NeuroTranslational Drug Discovery Program, Brain Science Institute, Johns Hopkins School of Medicine, Baltimore, MD, USA.
Neurotox Res. 2013 Oct;24(3):338-44. doi: 10.1007/s12640-013-9394-3. Epub 2013 Apr 30.
Eribulin mesylate (E7389, INN:eribulin mesilate Halaven(®)) is a non-taxane microtubule dynamics inhibitor currently in clinical use for advanced breast cancer.
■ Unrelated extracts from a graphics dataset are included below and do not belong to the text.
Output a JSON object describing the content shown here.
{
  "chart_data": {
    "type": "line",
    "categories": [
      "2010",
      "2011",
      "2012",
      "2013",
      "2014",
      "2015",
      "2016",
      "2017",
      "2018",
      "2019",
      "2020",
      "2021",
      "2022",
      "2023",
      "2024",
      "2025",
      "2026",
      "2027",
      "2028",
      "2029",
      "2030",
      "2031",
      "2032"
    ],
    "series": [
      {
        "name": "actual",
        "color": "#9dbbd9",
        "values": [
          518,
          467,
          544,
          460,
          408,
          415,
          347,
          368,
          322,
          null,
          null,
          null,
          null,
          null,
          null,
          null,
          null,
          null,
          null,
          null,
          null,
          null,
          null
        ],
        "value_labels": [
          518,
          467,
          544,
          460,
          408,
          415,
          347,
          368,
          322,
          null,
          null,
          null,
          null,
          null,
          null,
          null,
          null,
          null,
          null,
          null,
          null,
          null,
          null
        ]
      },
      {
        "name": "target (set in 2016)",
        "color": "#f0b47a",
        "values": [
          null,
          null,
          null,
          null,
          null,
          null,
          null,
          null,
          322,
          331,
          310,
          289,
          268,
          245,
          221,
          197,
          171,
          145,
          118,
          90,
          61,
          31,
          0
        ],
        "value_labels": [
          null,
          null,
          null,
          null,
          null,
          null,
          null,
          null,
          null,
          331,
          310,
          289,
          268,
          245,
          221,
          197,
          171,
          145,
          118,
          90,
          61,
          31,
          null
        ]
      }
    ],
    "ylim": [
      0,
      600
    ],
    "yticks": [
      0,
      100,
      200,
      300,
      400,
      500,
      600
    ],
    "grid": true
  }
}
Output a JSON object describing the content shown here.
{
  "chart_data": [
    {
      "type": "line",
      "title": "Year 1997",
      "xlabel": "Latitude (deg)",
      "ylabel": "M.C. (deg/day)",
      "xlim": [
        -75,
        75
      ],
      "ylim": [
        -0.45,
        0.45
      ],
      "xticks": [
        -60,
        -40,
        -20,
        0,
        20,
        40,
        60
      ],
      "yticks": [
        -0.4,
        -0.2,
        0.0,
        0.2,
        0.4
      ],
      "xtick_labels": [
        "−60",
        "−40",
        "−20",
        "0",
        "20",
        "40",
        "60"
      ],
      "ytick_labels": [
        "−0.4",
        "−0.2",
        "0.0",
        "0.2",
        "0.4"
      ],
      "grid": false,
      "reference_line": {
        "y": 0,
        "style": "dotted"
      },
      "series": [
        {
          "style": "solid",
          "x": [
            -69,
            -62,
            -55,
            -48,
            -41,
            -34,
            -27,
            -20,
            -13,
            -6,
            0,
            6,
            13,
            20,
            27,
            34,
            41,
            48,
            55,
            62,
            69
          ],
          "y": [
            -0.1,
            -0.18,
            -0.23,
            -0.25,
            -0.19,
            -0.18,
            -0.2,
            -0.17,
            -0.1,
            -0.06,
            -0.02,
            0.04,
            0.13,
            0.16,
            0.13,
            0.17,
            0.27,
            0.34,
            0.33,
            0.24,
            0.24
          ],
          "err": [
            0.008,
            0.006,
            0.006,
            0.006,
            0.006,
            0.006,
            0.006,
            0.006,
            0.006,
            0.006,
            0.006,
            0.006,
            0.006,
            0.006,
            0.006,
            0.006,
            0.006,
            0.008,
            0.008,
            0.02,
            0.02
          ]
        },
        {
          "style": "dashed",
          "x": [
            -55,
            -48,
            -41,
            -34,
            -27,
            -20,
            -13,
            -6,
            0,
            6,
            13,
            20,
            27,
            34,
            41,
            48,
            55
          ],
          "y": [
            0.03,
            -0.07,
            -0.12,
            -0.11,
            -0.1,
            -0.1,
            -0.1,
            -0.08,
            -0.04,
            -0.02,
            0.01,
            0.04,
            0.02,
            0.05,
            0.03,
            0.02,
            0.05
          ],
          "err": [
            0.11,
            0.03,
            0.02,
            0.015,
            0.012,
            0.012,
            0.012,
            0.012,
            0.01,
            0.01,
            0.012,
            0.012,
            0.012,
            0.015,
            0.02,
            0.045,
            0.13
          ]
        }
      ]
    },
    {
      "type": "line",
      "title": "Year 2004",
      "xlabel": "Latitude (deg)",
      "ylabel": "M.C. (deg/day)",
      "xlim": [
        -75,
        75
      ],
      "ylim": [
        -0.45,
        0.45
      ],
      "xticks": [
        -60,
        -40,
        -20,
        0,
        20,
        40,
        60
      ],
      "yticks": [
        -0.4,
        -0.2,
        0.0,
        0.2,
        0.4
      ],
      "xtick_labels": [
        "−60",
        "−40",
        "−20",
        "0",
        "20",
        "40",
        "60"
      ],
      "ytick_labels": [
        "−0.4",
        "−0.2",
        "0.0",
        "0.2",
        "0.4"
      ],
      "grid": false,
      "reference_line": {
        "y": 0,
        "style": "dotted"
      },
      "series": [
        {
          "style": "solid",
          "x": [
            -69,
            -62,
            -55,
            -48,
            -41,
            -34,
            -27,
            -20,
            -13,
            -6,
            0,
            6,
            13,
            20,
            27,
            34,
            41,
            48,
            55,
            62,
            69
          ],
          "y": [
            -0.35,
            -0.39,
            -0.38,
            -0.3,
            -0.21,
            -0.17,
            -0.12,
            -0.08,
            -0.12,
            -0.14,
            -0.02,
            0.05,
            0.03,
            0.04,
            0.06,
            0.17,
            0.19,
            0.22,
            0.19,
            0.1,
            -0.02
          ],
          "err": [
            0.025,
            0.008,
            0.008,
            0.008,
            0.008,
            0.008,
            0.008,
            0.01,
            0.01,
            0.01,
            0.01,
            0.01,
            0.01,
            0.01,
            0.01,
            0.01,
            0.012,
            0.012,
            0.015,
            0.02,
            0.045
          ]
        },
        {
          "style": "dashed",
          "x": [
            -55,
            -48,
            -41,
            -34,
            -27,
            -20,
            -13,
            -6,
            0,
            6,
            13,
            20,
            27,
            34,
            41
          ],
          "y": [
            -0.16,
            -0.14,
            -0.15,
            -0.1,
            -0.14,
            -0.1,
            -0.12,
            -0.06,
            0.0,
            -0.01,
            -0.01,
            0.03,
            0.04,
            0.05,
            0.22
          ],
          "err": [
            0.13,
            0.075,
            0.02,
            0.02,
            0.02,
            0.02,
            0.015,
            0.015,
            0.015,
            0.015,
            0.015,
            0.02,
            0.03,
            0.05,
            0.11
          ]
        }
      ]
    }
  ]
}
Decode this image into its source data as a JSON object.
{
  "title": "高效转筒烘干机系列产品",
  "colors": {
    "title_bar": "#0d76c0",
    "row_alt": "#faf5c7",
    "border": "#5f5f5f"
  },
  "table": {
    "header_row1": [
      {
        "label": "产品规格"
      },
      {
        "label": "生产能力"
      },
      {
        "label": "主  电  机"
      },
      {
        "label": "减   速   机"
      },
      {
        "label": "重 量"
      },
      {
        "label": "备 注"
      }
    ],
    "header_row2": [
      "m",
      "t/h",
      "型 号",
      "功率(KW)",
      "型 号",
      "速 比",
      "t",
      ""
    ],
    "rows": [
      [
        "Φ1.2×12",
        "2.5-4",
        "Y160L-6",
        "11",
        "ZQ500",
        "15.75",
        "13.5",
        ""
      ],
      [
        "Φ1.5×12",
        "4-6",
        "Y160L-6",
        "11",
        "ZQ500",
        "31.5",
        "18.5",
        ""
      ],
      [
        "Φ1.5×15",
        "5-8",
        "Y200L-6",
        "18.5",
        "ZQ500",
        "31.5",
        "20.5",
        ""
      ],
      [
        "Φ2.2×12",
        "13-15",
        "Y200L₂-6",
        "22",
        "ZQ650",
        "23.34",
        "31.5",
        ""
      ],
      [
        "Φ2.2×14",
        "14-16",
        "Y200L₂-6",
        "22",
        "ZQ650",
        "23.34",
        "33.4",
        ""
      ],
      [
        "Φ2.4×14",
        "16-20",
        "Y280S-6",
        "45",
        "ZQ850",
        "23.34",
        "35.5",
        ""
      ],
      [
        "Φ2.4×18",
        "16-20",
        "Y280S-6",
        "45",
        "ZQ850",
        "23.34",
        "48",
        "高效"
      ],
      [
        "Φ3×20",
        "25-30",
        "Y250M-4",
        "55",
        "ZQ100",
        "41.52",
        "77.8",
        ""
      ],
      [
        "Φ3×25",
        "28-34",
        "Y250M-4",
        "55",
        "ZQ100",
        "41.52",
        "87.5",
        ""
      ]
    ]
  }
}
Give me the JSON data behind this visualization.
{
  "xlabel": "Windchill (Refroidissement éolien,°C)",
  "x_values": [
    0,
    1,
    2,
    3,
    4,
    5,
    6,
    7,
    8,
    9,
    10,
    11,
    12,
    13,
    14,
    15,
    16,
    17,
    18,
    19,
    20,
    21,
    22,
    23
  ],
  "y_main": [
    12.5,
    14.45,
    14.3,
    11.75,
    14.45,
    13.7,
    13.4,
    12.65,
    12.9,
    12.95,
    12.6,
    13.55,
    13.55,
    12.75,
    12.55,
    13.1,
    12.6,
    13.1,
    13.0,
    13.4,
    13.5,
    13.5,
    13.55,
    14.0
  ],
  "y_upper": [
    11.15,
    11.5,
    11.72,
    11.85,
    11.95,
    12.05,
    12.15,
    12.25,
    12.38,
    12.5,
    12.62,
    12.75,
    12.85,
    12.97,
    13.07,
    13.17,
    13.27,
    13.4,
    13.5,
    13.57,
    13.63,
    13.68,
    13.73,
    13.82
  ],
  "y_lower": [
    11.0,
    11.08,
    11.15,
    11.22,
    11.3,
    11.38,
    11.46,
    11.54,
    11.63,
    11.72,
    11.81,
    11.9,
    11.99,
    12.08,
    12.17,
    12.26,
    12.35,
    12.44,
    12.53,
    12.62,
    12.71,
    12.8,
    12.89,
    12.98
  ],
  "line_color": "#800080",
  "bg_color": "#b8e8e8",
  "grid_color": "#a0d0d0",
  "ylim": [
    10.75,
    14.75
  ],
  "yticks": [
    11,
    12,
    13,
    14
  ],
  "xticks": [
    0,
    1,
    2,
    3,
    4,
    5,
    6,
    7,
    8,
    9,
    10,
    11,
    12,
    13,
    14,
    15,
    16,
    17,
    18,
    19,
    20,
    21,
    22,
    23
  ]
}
Other microtubule-targeting agents for breast cancer, including paclitaxel and ixabepilone, display a common treatment dose-limiting toxicity of peripheral neuropathy (PN). In an earlier study, we found eribulin mesylate had a lower propensity to induce PN in mice than either paclitaxel or ixabepilone. In the current study, we compared additional PN induced by paclitaxel versus eribulin mesylate when administered to mice with preexisting paclitaxel-induced PN. Initially, paclitaxel at 0.75 × its maximum tolerated dose (MTD; 22.5 mg/kg) was given on a Q2Dx3 regimen for 2 weeks. The second chemotherapy was 0.5 MTD eribulin mesylate (0.875 mg/kg) or paclitaxel (15 mg/kg) on a similar regimen, starting 2 weeks after the first. Initial paclitaxel treatment produced significant decreases in caudal nerve conduction velocity (NCV; averaging 19.5 ± 1 and 22.2 ± 1.3 %, p < 0.001) and amplitude (averaging 53.2 ± 2.6 and 72.4 ± 2.1 %, p < 0.001) versus vehicle when measured 24 h or 2 weeks after dosing cessation, respectively. Additional 0.5 MTD paclitaxel further reduced caudal NCV and amplitude relative to immediately before initiation of the second regimen (by 11 ± 2.1 and 59.2 ± 5 %, p < 0.01, respectively). In contrast, 0.5 MTD eribulin mesylate caused no further decrease in caudal NCV. In conclusion, unlike additional paclitaxel treatment, eribulin mesylate administered to mice with preexisting paclitaxel-induced PN had limited additional deleterious effects at 6 weeks. These preclinical data suggest that eribulin mesylate may have reduced tendency to exacerbate preexisting paclitaxel-induced PN in clinical settings.
甲磺酸艾瑞布林(E7389,通用名:eribulin mesilate 海乐卫(®))是一种非紫杉烷类微管动力学抑制剂,目前用于治疗晚期乳腺癌。其他用于乳腺癌的微管靶向药物,包括紫杉醇和伊沙匹隆,均显示出外周神经病变(PN)这一共同的治疗剂量限制毒性。在早期研究中,我们发现甲磺酸艾瑞布林引起的 PN 倾向低于紫杉醇或伊沙匹隆。在当前研究中,我们比较了预先存在紫杉醇诱导的 PN 的小鼠接受紫杉醇与甲磺酸艾瑞布林时引起的额外的 PN。最初,以 2 周 Q2Dx3 方案给予紫杉醇,剂量为其最大耐受剂量(MTD)的 0.75 倍(22.5mg/kg)。第二个化疗方案为在类似方案下给予 0.5 MTD 甲磺酸艾瑞布林(0.875mg/kg)或紫杉醇(15mg/kg),起始时间为第一个化疗方案结束后 2 周。初次紫杉醇治疗后,在停止给药 24 小时或 2 周时,尾神经传导速度(NCV;分别平均降低 19.5 ± 1%和 22.2 ± 1.3%,p <0.001)和幅度(分别平均降低 53.2 ± 2.6%和 72.4 ± 2.1%,p <0.001)与载体相比均显著降低。此外,给予 0.5 MTD 紫杉醇与开始第二个方案前相比,进一步降低了尾神经 NCV 和幅度(分别降低 11 ± 2.1%和 59.2 ± 5%,p <0.01)。相比之下,0.5 MTD 甲磺酸艾瑞布林对尾神经 NCV 没有进一步降低。总之,与额外的紫杉醇治疗不同,预先存在紫杉醇诱导的 PN 的小鼠接受甲磺酸艾瑞布林治疗,在 6 周时,具有有限的额外有害作用。这些临床前数据表明,在临床环境中,甲磺酸艾瑞布林可能具有减轻先前存在的紫杉醇诱导的 PN 的趋势。